Ein Analyst stellte fest, dass die aktuelle Preisstruktur von Bitcoin ihrem Marktzyklus 2022 ähnelt, und argumentierte, der Vermögenswert „wiederholt das 2022‑Fraktal exakt“.

In beiden Fällen legte Bitcoin eine Erholungsrallye hin, die unter einem horizontalen Widerstand ins Stocken geriet, bevor der Kurs unter eine steigende Unterstützung fiel und starke Abwärtsbewegungen auslöste.

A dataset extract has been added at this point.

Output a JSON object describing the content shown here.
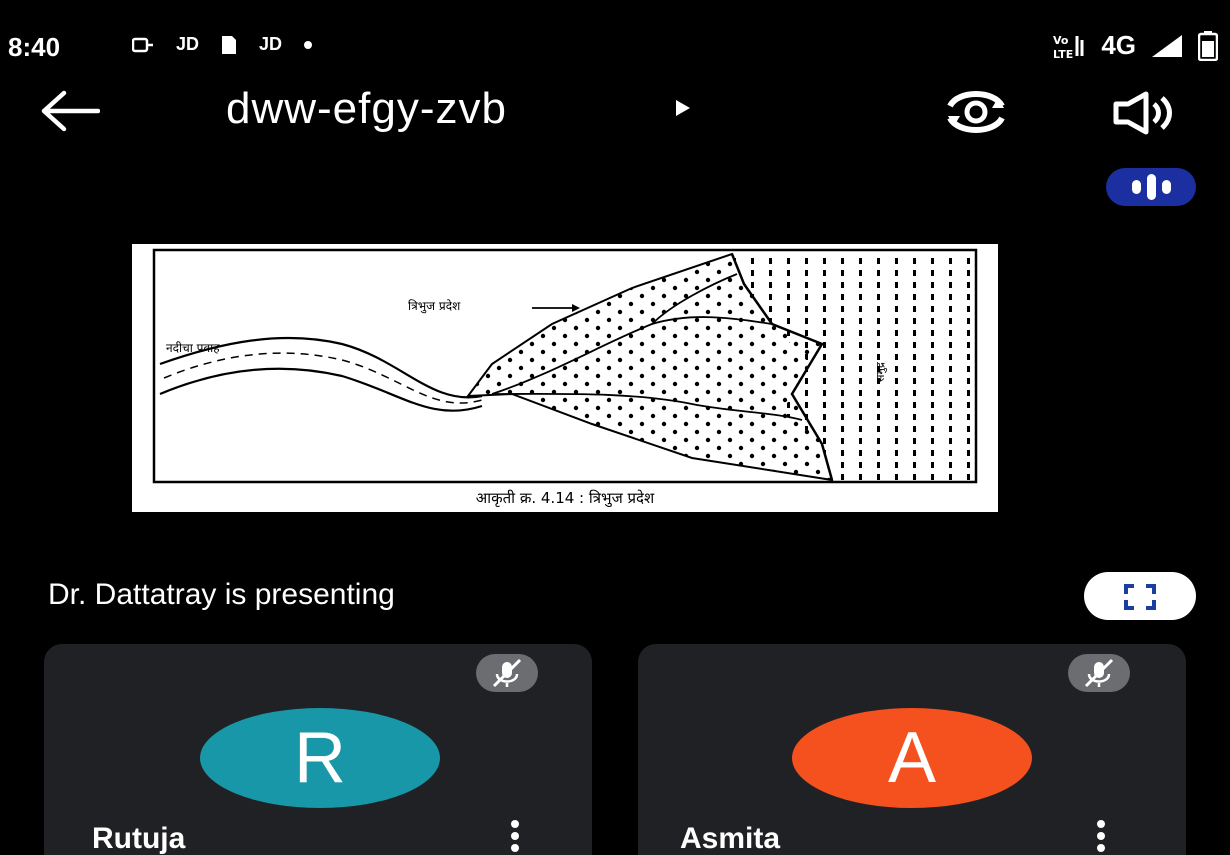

Allerdings teilen nicht alle Marktbeobachter den bärischen Ausblick. Einige Analysten wiesen darauf hin, dass das jährliche Wachstum der US‑Liquidität seinen Tiefpunkt im November 2025 erreicht habe, was mit einem lokalen Tief für Bitcoin zusammenfiel.

Dies stützt Brandts Sichtweise, auch wenn es keine absolute Klarheit darüber gibt, wohin sich Bitcoin entwickelt.

Brandt räumte in seinem Beitrag die dem Markt‑Forecasting innewohnende Unsicherheit ein.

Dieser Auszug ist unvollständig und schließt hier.